Яшка долго ворочался с боку на бок, а потом уткнулся лицом в подушку, чтобы ничего не видеть. Ему уже и впрямь казалось, будто он не на шутку болен. Вот стоило ему заболеть, и уже никому нет до него дела. Никто не зайдет его проведать. Кому он нужен такой!
«Ну
Ему особенно было обидно, что до сих пор к нему не пришла Надя. А он надеялся. Ему так хотелось, чтобы она пожалела его!
Прошло не больше часа, а показалось — вечность. Одиночество становилось невыносимым. Яшка чувствовал, что должен хоть с кем-нибудь поговорить. Должен! Иначе не выдержит. Но с кем? Вокруг никого. А в соседнем бараке? Не может быть, чтобы и там никого не было. Конечно, как он сразу об этом не подумал? И, сбросив с себя одеяла, Яшка с лихорадочной поспешностью стал одеваться.

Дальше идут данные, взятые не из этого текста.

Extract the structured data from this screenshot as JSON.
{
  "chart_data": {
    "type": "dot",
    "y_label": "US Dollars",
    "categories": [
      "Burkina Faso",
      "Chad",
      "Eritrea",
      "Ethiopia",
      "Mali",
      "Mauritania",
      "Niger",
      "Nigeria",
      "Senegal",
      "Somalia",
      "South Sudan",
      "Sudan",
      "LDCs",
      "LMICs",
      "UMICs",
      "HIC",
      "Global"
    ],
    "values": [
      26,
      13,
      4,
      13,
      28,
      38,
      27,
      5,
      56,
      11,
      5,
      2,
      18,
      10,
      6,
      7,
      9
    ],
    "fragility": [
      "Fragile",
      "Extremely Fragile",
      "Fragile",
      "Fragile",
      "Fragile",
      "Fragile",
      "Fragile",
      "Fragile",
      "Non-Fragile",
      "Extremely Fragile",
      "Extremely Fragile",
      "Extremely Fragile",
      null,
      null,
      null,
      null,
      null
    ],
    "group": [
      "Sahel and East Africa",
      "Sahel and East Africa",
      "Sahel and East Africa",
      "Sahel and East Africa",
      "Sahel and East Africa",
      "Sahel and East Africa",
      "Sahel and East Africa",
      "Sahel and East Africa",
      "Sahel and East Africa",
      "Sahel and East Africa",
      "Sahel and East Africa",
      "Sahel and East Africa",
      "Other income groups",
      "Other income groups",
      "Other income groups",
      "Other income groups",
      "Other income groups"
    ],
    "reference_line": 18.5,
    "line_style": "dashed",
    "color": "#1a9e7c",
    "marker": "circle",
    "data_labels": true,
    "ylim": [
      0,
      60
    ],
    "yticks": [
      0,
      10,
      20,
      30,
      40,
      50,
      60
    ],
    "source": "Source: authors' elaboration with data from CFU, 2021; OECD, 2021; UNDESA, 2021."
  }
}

В соседнем бараке топилась чугунная печурка и кисло пахло портянками. Возле печурки спиной к двери сидели двое. У одного из них была повязана щека, а второй, вытянув к огню длинные босые ноги, натягивал на себя тельняшку.
Яшка узнал Бояркова.
— Блеск! — сказал Боярков, кивая головой, а его приятель, у которого, должно быть, болели зубы, добавил:
— Заходи, мы не кусаемся.
Черный набухший плащ переломился надвое, когда Яшка присел на табурет. Развязав тесемки, Яшка отбросил капюшон.

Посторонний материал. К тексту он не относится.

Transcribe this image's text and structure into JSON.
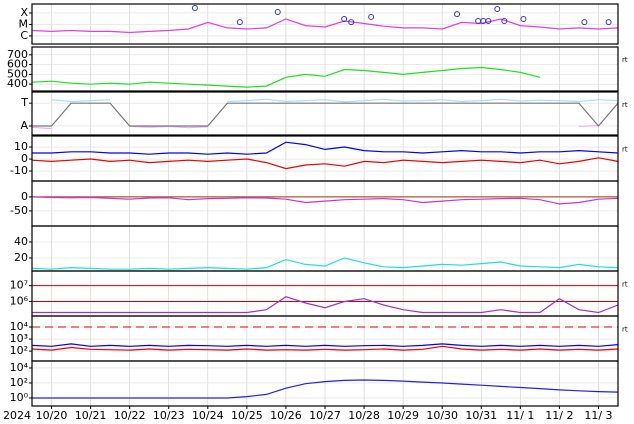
{
  "chart_data": [
    {
      "type": "line",
      "log": true,
      "xlim": [
        19.5,
        34.5
      ],
      "ylim": [
        2e-07,
        0.0006
      ],
      "yticks": [
        {
          "value": 0.0001,
          "label": "X"
        },
        {
          "value": 1e-05,
          "label": "M"
        },
        {
          "value": 1e-06,
          "label": "C"
        }
      ],
      "x": [
        19.5,
        20,
        20.5,
        21,
        21.5,
        22,
        22.5,
        23,
        23.5,
        24,
        24.5,
        25,
        25.5,
        26,
        26.5,
        27,
        27.5,
        28,
        28.5,
        29,
        29.5,
        30,
        30.5,
        31,
        31.5,
        32,
        32.5,
        33,
        33.5,
        34,
        34.5
      ],
      "series": [
        {
          "color": "#e040e0",
          "values": [
            3e-06,
            2.5e-06,
            3e-06,
            2.5e-06,
            2.5e-06,
            2e-06,
            2.5e-06,
            3e-06,
            4e-06,
            1.5e-05,
            5e-06,
            4e-06,
            5e-06,
            3e-05,
            8e-06,
            6e-06,
            2e-05,
            1.2e-05,
            7e-06,
            5e-06,
            5e-06,
            4e-06,
            1.5e-05,
            1.2e-05,
            3e-05,
            8e-06,
            6e-06,
            4e-06,
            5e-06,
            4e-06,
            5e-06
          ]
        }
      ],
      "markers": {
        "color": "#3333cc",
        "x": [
          23.67,
          24.82,
          25.79,
          27.49,
          27.67,
          28.18,
          30.38,
          30.92,
          31.05,
          31.18,
          31.41,
          31.59,
          32.08,
          33.64,
          34.26
        ],
        "values": [
          0.00027,
          1.6e-05,
          0.00012,
          3e-05,
          1.6e-05,
          4.5e-05,
          8e-05,
          2e-05,
          2e-05,
          2e-05,
          0.00022,
          2e-05,
          3e-05,
          1.6e-05,
          1.6e-05
        ]
      }
    },
    {
      "type": "line",
      "xlim": [
        19.5,
        34.5
      ],
      "ylim": [
        330,
        780
      ],
      "yticks": [
        700,
        600,
        500,
        400
      ],
      "tag": "rt",
      "x": [
        19.5,
        20,
        20.5,
        21,
        21.5,
        22,
        22.5,
        23,
        23.5,
        24,
        24.5,
        25,
        25.5,
        26,
        26.5,
        27,
        27.5,
        28,
        28.5,
        29,
        29.5,
        30,
        30.5,
        31,
        31.5,
        32,
        32.5,
        33,
        33.5,
        34,
        34.5
      ],
      "series": [
        {
          "color": "#22dd22",
          "values": [
            420,
            430,
            410,
            400,
            410,
            400,
            420,
            410,
            400,
            390,
            380,
            370,
            380,
            470,
            500,
            480,
            550,
            540,
            520,
            500,
            520,
            540,
            560,
            570,
            550,
            520,
            470,
            null,
            null,
            null,
            null
          ]
        }
      ]
    },
    {
      "type": "line",
      "xlim": [
        19.5,
        34.5
      ],
      "ylim": [
        0,
        1
      ],
      "yticks": [
        {
          "value": 0.74,
          "label": "T"
        },
        {
          "value": 0.21,
          "label": "A"
        }
      ],
      "tag": "rt",
      "x": [
        19.5,
        20,
        20.5,
        21,
        21.5,
        22,
        22.5,
        23,
        23.5,
        24,
        24.5,
        25,
        25.5,
        26,
        26.5,
        27,
        27.5,
        28,
        28.5,
        29,
        29.5,
        30,
        30.5,
        31,
        31.5,
        32,
        32.5,
        33,
        33.5,
        34,
        34.5
      ],
      "series": [
        {
          "color": "#aaddff",
          "values": [
            null,
            0.82,
            0.78,
            0.8,
            0.82,
            null,
            null,
            null,
            0.85,
            null,
            0.78,
            0.8,
            0.83,
            0.78,
            0.8,
            0.82,
            0.77,
            0.8,
            0.83,
            0.79,
            0.8,
            0.82,
            0.78,
            0.8,
            0.83,
            0.79,
            0.81,
            0.8,
            0.78,
            0.82,
            0.8
          ]
        },
        {
          "color": "#f0b0f0",
          "values": [
            0.18,
            0.15,
            null,
            null,
            null,
            0.2,
            0.18,
            0.2,
            0.17,
            0.19,
            null,
            null,
            null,
            null,
            null,
            null,
            null,
            null,
            null,
            null,
            null,
            null,
            null,
            null,
            null,
            null,
            null,
            null,
            0.2,
            0.22,
            null
          ]
        },
        {
          "color": "#777777",
          "values": [
            0.21,
            0.21,
            0.74,
            0.74,
            0.74,
            0.21,
            0.21,
            0.21,
            0.21,
            0.21,
            0.74,
            0.74,
            0.74,
            0.74,
            0.74,
            0.74,
            0.74,
            0.74,
            0.74,
            0.74,
            0.74,
            0.74,
            0.74,
            0.74,
            0.74,
            0.74,
            0.74,
            0.74,
            0.74,
            0.21,
            0.74
          ]
        }
      ]
    },
    {
      "type": "line",
      "xlim": [
        19.5,
        34.5
      ],
      "ylim": [
        -18.3,
        19.2
      ],
      "yticks": [
        10,
        0,
        -10
      ],
      "tag": "rt",
      "x": [
        19.5,
        20,
        20.5,
        21,
        21.5,
        22,
        22.5,
        23,
        23.5,
        24,
        24.5,
        25,
        25.5,
        26,
        26.5,
        27,
        27.5,
        28,
        28.5,
        29,
        29.5,
        30,
        30.5,
        31,
        31.5,
        32,
        32.5,
        33,
        33.5,
        34,
        34.5
      ],
      "series": [
        {
          "color": "#0000ee",
          "values": [
            5,
            5,
            6,
            6,
            5,
            5,
            4,
            5,
            5,
            4,
            5,
            4,
            5,
            14,
            12,
            8,
            10,
            7,
            6,
            6,
            5,
            6,
            7,
            6,
            6,
            5,
            6,
            6,
            7,
            6,
            5
          ]
        },
        {
          "color": "#ee0000",
          "values": [
            -1,
            -2,
            -1,
            0,
            -2,
            -1,
            -3,
            -2,
            -1,
            -2,
            -1,
            0,
            -3,
            -8,
            -5,
            -4,
            -6,
            -2,
            -3,
            -1,
            -2,
            -3,
            -2,
            -1,
            -2,
            -3,
            -1,
            -4,
            -2,
            1,
            -2
          ]
        }
      ]
    },
    {
      "type": "line",
      "xlim": [
        19.5,
        34.5
      ],
      "ylim": [
        -104,
        57
      ],
      "yticks": [
        0,
        -50
      ],
      "reference_lines": [
        {
          "value": 0,
          "color": "#993300"
        }
      ],
      "x": [
        19.5,
        20,
        20.5,
        21,
        21.5,
        22,
        22.5,
        23,
        23.5,
        24,
        24.5,
        25,
        25.5,
        26,
        26.5,
        27,
        27.5,
        28,
        28.5,
        29,
        29.5,
        30,
        30.5,
        31,
        31.5,
        32,
        32.5,
        33,
        33.5,
        34,
        34.5
      ],
      "series": [
        {
          "color": "#cc33cc",
          "values": [
            0,
            -2,
            -3,
            -2,
            -5,
            -8,
            -4,
            -3,
            -10,
            -6,
            -5,
            -3,
            -4,
            -8,
            -20,
            -15,
            -10,
            -8,
            -6,
            -10,
            -20,
            -15,
            -10,
            -8,
            -6,
            -5,
            -10,
            -25,
            -20,
            -8,
            -5
          ]
        }
      ]
    },
    {
      "type": "line",
      "xlim": [
        19.5,
        34.5
      ],
      "ylim": [
        3.75,
        60
      ],
      "yticks": [
        40,
        20
      ],
      "x": [
        19.5,
        20,
        20.5,
        21,
        21.5,
        22,
        22.5,
        23,
        23.5,
        24,
        24.5,
        25,
        25.5,
        26,
        26.5,
        27,
        27.5,
        28,
        28.5,
        29,
        29.5,
        30,
        30.5,
        31,
        31.5,
        32,
        32.5,
        33,
        33.5,
        34,
        34.5
      ],
      "series": [
        {
          "color": "#22dddd",
          "values": [
            7,
            6,
            8,
            7,
            6,
            6,
            7,
            6,
            7,
            8,
            7,
            6,
            8,
            18,
            12,
            10,
            20,
            14,
            9,
            8,
            10,
            12,
            11,
            13,
            15,
            10,
            9,
            8,
            12,
            9,
            8
          ]
        }
      ]
    },
    {
      "type": "line",
      "log": true,
      "xlim": [
        19.5,
        34.5
      ],
      "ylim": [
        120000.0,
        85000000.0
      ],
      "yticks": [
        {
          "value": 10000000.0,
          "label": "10⁷"
        },
        {
          "value": 1000000.0,
          "label": "10⁶"
        }
      ],
      "tag": "rt",
      "reference_lines": [
        {
          "value": 10000000.0,
          "color": "#cc0000"
        },
        {
          "value": 1000000.0,
          "color": "#cc0000"
        }
      ],
      "x": [
        19.5,
        20,
        20.5,
        21,
        21.5,
        22,
        22.5,
        23,
        23.5,
        24,
        24.5,
        25,
        25.5,
        26,
        26.5,
        27,
        27.5,
        28,
        28.5,
        29,
        29.5,
        30,
        30.5,
        31,
        31.5,
        32,
        32.5,
        33,
        33.5,
        34,
        34.5
      ],
      "series": [
        {
          "color": "#9933cc",
          "values": [
            200000.0,
            200000.0,
            200000.0,
            200000.0,
            200000.0,
            200000.0,
            200000.0,
            200000.0,
            200000.0,
            200000.0,
            200000.0,
            200000.0,
            300000.0,
            2000000.0,
            800000.0,
            400000.0,
            1000000.0,
            1500000.0,
            600000.0,
            300000.0,
            200000.0,
            200000.0,
            200000.0,
            200000.0,
            300000.0,
            200000.0,
            200000.0,
            1500000.0,
            300000.0,
            200000.0,
            600000.0
          ]
        }
      ]
    },
    {
      "type": "line",
      "log": true,
      "xlim": [
        19.5,
        34.5
      ],
      "ylim": [
        15,
        83000.0
      ],
      "yticks": [
        {
          "value": 10000.0,
          "label": "10⁴"
        },
        {
          "value": 1000.0,
          "label": "10³"
        },
        {
          "value": 100.0,
          "label": "10²"
        }
      ],
      "tag": "rt",
      "reference_lines": [
        {
          "value": 10000.0,
          "color": "#dd0000",
          "dashed": true
        }
      ],
      "x": [
        19.5,
        20,
        20.5,
        21,
        21.5,
        22,
        22.5,
        23,
        23.5,
        24,
        24.5,
        25,
        25.5,
        26,
        26.5,
        27,
        27.5,
        28,
        28.5,
        29,
        29.5,
        30,
        30.5,
        31,
        31.5,
        32,
        32.5,
        33,
        33.5,
        34,
        34.5
      ],
      "series": [
        {
          "color": "#0000ee",
          "values": [
            300,
            250,
            400,
            250,
            300,
            250,
            300,
            250,
            300,
            280,
            250,
            300,
            250,
            300,
            250,
            300,
            250,
            280,
            300,
            250,
            300,
            400,
            300,
            250,
            300,
            250,
            300,
            250,
            300,
            250,
            350
          ]
        },
        {
          "color": "#ee0000",
          "values": [
            150,
            120,
            200,
            140,
            130,
            120,
            150,
            120,
            140,
            130,
            120,
            150,
            120,
            130,
            120,
            140,
            120,
            130,
            150,
            120,
            140,
            250,
            150,
            120,
            140,
            120,
            150,
            120,
            140,
            120,
            150
          ]
        }
      ]
    },
    {
      "type": "line",
      "log": true,
      "xlim": [
        19.5,
        34.5
      ],
      "ylim": [
        0.085,
        85000.0
      ],
      "yticks": [
        {
          "value": 10000.0,
          "label": "10⁴"
        },
        {
          "value": 100.0,
          "label": "10²"
        },
        {
          "value": 1,
          "label": "10⁰"
        }
      ],
      "year_label": "2024",
      "xticks": [
        {
          "value": 20,
          "label": "10/20"
        },
        {
          "value": 21,
          "label": "10/21"
        },
        {
          "value": 22,
          "label": "10/22"
        },
        {
          "value": 23,
          "label": "10/23"
        },
        {
          "value": 24,
          "label": "10/24"
        },
        {
          "value": 25,
          "label": "10/25"
        },
        {
          "value": 26,
          "label": "10/26"
        },
        {
          "value": 27,
          "label": "10/27"
        },
        {
          "value": 28,
          "label": "10/28"
        },
        {
          "value": 29,
          "label": "10/29"
        },
        {
          "value": 30,
          "label": "10/30"
        },
        {
          "value": 31,
          "label": "10/31"
        },
        {
          "value": 32,
          "label": "11/ 1"
        },
        {
          "value": 33,
          "label": "11/ 2"
        },
        {
          "value": 34,
          "label": "11/ 3"
        }
      ],
      "x": [
        19.5,
        20,
        20.5,
        21,
        21.5,
        22,
        22.5,
        23,
        23.5,
        24,
        24.5,
        25,
        25.5,
        26,
        26.5,
        27,
        27.5,
        28,
        28.5,
        29,
        29.5,
        30,
        30.5,
        31,
        31.5,
        32,
        32.5,
        33,
        33.5,
        34,
        34.5
      ],
      "series": [
        {
          "color": "#2222dd",
          "values": [
            1,
            1,
            1,
            1,
            1,
            1,
            1,
            1,
            1,
            1,
            1,
            1.5,
            3,
            20,
            80,
            150,
            220,
            250,
            220,
            180,
            130,
            100,
            70,
            50,
            35,
            25,
            18,
            12,
            9,
            7,
            6
          ]
        }
      ]
    }
  ]
}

— Я слыхал, что ты болеешь, — сказал Боярков и кивнул на парня с повязанной щекой. — Мы вот с Костей тоже страдаем. Может, в картишки перекинемся, а?
— Не играю, — ответил Яшка.
— А стопку дать?
— От стопки, пожалуй, не откажусь, — ответил Яшка, которому не хотелось уронить своего достоинства в глазах незнакомого парня. — Как это поется в песне? От всех болезней нам полезней стопка спирта и вода...
Приятель Глеба коротко и как-то визгливо хохотнул и полез под койку за бутылкой. Затем достал из рюкзака банку рыбных консервов, которую ловко открыл ножом, и разлил водку по стаканам.
— Ну, за знакомство!.. — сказал Яшка.
— Дай бог не последнюю...
Водка обожгла. Яшке стало жарко.
А когда — не отказываться же от угощения! — выпили по второму и по третьему разу, Яшка, следивший за тем, как Боярков, поднаторевший, видимо, в этом деле, умудряется поровну разливать водку, невольно подумал, что Глеб, — в сущности, компанейский парень и что напрасно его недолюбливают. Правда, когда разыгрался буран, Боярков не пошел со всеми разгружать платформы, но стоило ли постоянно тыкать ему этим в нос? К тому же, как знать, Боярков, быть может, тогда действительно по-настоящему был болен?
Из дальнейшего — слово за слово — выяснилось, что Боярков твердо решил уехать. Нечего ему прозябать в МТС! Для хорошего шофера везде найдется работенка, верно?
— Кто спорит? — сказал Яшка.
— Может, присоединишься к нам? — спросил Боярков. — Все-таки втроем, — он кивнул в сторону парня с повязанной щекой, — в дороге веселее будет.
— Втроем... — Яшка задумчиво вертел граненый стакан. — Так ты говоришь...
И замолчал.
Он заметил, что Боярков не слушает его, а почему-то пристально смотрит мимо него на дверь. Что он там увидел?